I'm in my first year of beekeeping and I write with mixed emotions. We have the largest and tallest stand of Sugar Maples on our road. My bees took to the highest branches of the tallest tree and waved at us in all their glory from limbs reaching perhaps 80 feet into the stormy sky.

We are in an "intervale" of the White Mountains of the Appalachians of the North East...shady and damp. It is colder here than my little Italian friends prefer, but they wintered in Maine and have proven themselves to be a hearty industrious hive; and a gentle one at that.

But the rain has been relentless. Only nine days in June with no precipitation and in that time hardly a one with even so much as spotty sun. During one break we quickly got our garden plants into their beds...but the flowers on my bolted herbs were soaked and not offering much in the way of pollen. Many an evening I watched the girls grumbling on the porch of the hive en-mass. Whenever a dry moment came along I opened the roof and carefully placed a bag of nectar-syrup to insure as much as possible a food source and made plenty of room for their numbers by adding another story. Most kept hives are lost to starvation and over-crowding under such conditions, I read.

Firework shows were all tentative throughout the county, the radio reported, as I sat on the porch with my cat about noon time. We then heard what sounded like a plane overhead only it never seemed to pass. Finally, walking into the garden, I looked up and beheld my bees in a swarm! The wind whipped and the clouds blew quickly across the sky. Thunder and lightening heralded the event. The greatest number landed on one large branch of our grandest maple, a smaller group on another....but by evening the majority united with the minority into one high and lofty mass of humming freedom.
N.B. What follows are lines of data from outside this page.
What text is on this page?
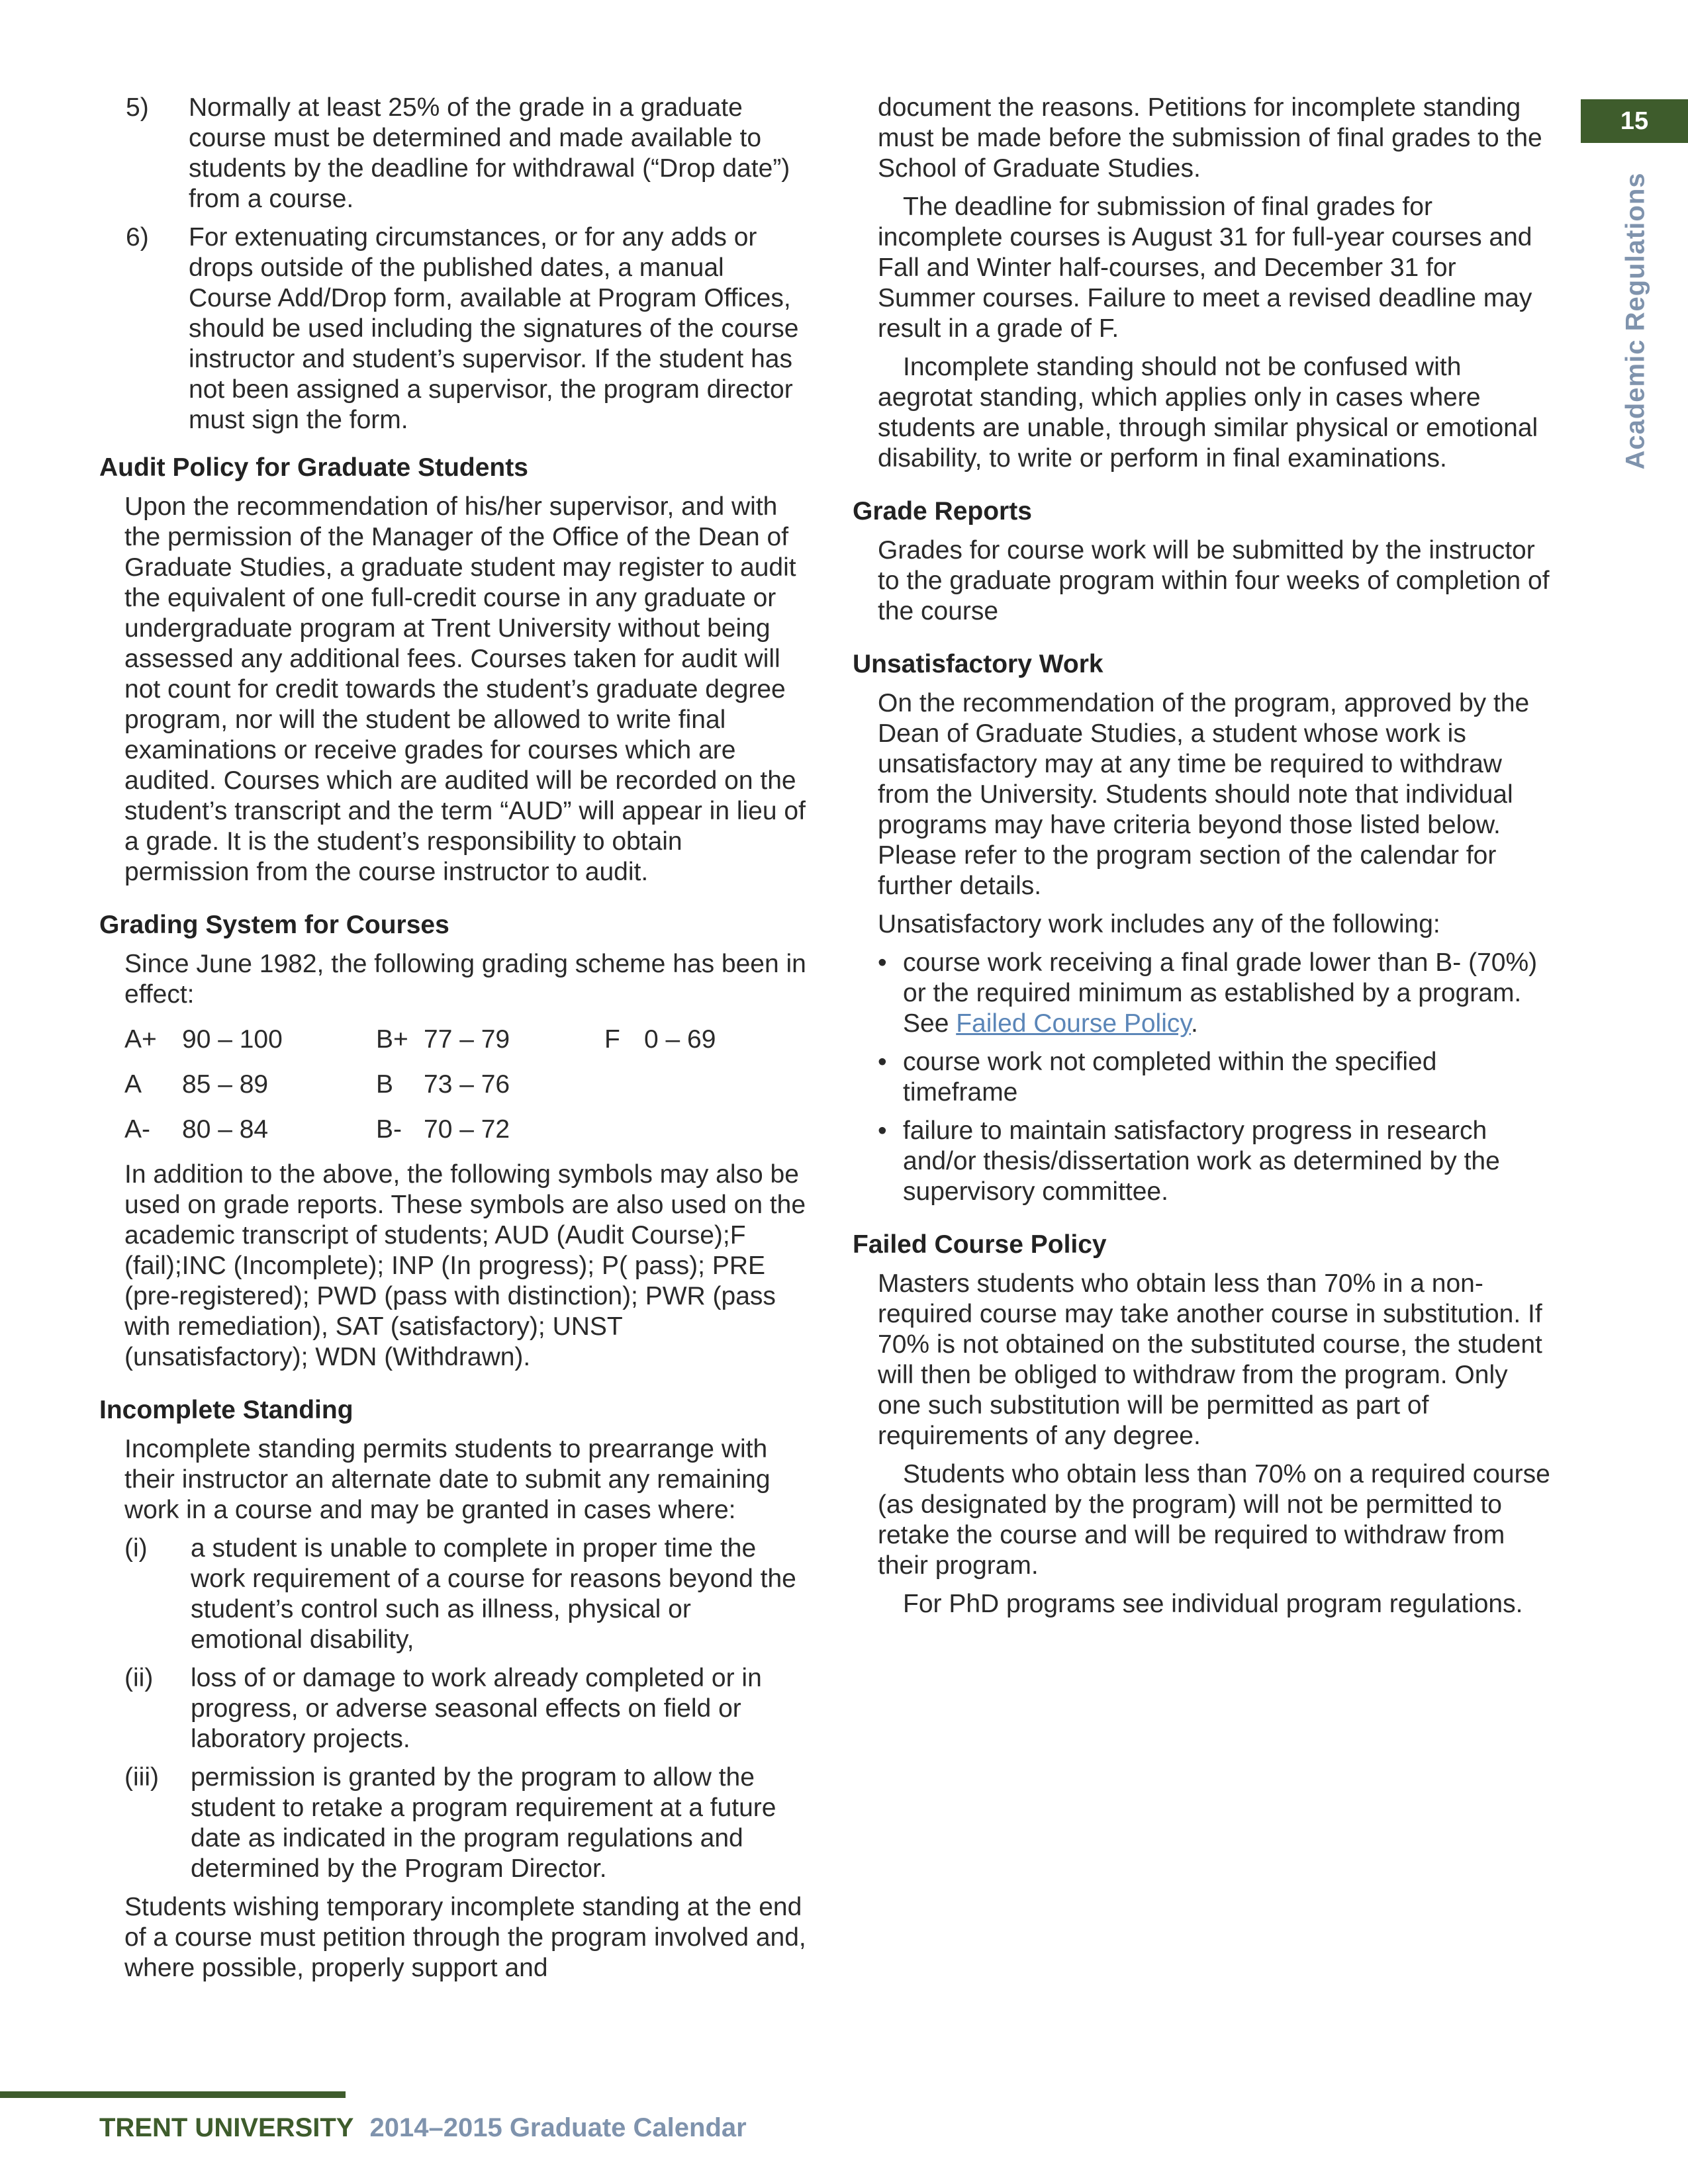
15
Academic Regulations
5)	Normally at least 25% of the grade in a graduate course must be determined and made available to students by the deadline for withdrawal (“Drop date”) from a course.
6)	For extenuating circumstances, or for any adds or drops outside of the published dates, a manual Course Add/Drop form, available at Program Offices, should be used including the signatures of the course instructor and student’s supervisor. If the student has not been assigned a supervisor, the program director must sign the form.

Audit Policy for Graduate Students

Upon the recommendation of his/her supervisor, and with the permission of the Manager of the Office of the Dean of Graduate Studies, a graduate student may register to audit the equivalent of one full-credit course in any graduate or undergraduate program at Trent University without being assessed any additional fees. Courses taken for audit will not count for credit towards the student’s graduate degree program, nor will the student be allowed to write final examinations or receive grades for courses which are audited. Courses which are audited will be recorded on the student’s transcript and the term “AUD” will appear in lieu of a grade. It is the student’s responsibility to obtain permission from the course instructor to audit.

Grading System for Courses

Since June 1982, the following grading scheme has been in effect:

A+ 90 – 100	B+ 77 – 79	F 0 – 69
A	85 – 89	B	73 – 76
A-	80 – 84	B- 70 – 72

In addition to the above, the following symbols may also be used on grade reports. These symbols are also used on the academic transcript of students; AUD (Audit Course);F (fail);INC (Incomplete); INP (In progress); P( pass); PRE (pre-registered); PWD (pass with distinction); PWR (pass with remediation), SAT (satisfactory); UNST (unsatisfactory); WDN (Withdrawn).

Incomplete Standing

Incomplete standing permits students to prearrange with their instructor an alternate date to submit any remaining work in a course and may be granted in cases where:

(i)	a student is unable to complete in proper time the work requirement of a course for reasons beyond the student’s control such as illness, physical or emotional disability,
(ii)	loss of or damage to work already completed or in progress, or adverse seasonal effects on field or laboratory projects.
(iii)	permission is granted by the program to allow the student to retake a program requirement at a future date as indicated in the program regulations and determined by the Program Director.

Students wishing temporary incomplete standing at the end of a course must petition through the program involved and, where possible, properly support and

document the reasons. Petitions for incomplete standing must be made before the submission of final grades to the School of Graduate Studies.

The deadline for submission of final grades for incomplete courses is August 31 for full-year courses and Fall and Winter half-courses, and December 31 for Summer courses. Failure to meet a revised deadline may result in a grade of F.

Incomplete standing should not be confused with aegrotat standing, which applies only in cases where students are unable, through similar physical or emotional disability, to write or perform in final examinations.

Grade Reports

Grades for course work will be submitted by the instructor to the graduate program within four weeks of completion of the course

Unsatisfactory Work

On the recommendation of the program, approved by the Dean of Graduate Studies, a student whose work is unsatisfactory may at any time be required to withdraw from the University. Students should note that individual programs may have criteria beyond those listed below. Please refer to the program section of the calendar for further details.

Unsatisfactory work includes any of the following:

• course work receiving a final grade lower than B- (70%) or the required minimum as established by a program. See Failed Course Policy.
• course work not completed within the specified timeframe
• failure to maintain satisfactory progress in research and/or thesis/dissertation work as determined by the supervisory committee.

Failed Course Policy

Masters students who obtain less than 70% in a non-required course may take another course in substitution. If 70% is not obtained on the substituted course, the student will then be obliged to withdraw from the program. Only one such substitution will be permitted as part of requirements of any degree.

Students who obtain less than 70% on a required course (as designated by the program) will not be permitted to retake the course and will be required to withdraw from their program.

For PhD programs see individual program regulations.

TRENT UNIVERSITY 2014–2015 Graduate Calendar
Two scouts found their way into our house so we carefully caught and placed them into the new hive home hoping they would fly up and tell the others what a great new place they had found....but no luck. A handful of Loyalist lined up on the parent hive's porch waving their little buns in the air toward the swarm calling them back as well...but no.

Temperatures dropped into the 40's that night. I tossed and turned wondering if they could survive outside, but there they were Sunday morning clinging close to each other in the dawn's early light. It was an absolutely gorgeous day. The yard seemed to come alive with bird song, as if all weather concerns had gone with the winds of the previous day.

We watched with binoculars, hoped the adventurous bees would return home, and waited.

At precisely 1 PM the now familiar bee-plane noise rose in volume. All the scouts had returned, a decision had been made.

The fertile hay fields around our intervale, so beautiful with color, go yet un-mowed, unusual by this time of year. For this California girl now living in historical New England, "make hay while the sun shines" has gone from a hoky phrase of my Mom's to a call for action. We have empathized with the dilemma the rain has presented to the local farmers in this regard.

Those amber waves of grain must have been just too much to resist for my little band of Separatists observing the world beyond the garden from such heights. In an organized swoop, with perhaps a shout of freedom, they were flying off over the tree tops to brave their new world. The sun beat down turning their departure into a glittery fireworks display.

At home the Loyalist went about their chores as if nothing had happened. They cleaned empty cells and brought a rainbow of pollen in by the little buckets on their legs. They straightened up the hive, discarded, recycled and mended comb. I saw no queen, but many, many queen cells waiting for the moment to emerge and fight for their place over the hive or die. Several drones paced around waiting also.

Then, there she was. A new queen. The first to hatch. She had attendants...just a few. She was laying eggs in newly drawn comb so had obviously just returned from the one mating flight of her life. The other queen cells, created by the workers to insure the success of the hive previous to the Separatists departure, are often distroyed by the beekeeper to allow the new queen to move forward in her reign. In nature, they just fight it out.

I have a lot to learn about bee keeping but this short season with "my girls" has been a wonder. Taking control of their own destiny like that...beekeepers be damned. I know it doesn't seem right mixing America's heritage with stories of royalty and bees...but I'll never look at any insect quite the same again. It is possible I may learn that our little neck of the woods is not the haven for bees that it has been for us.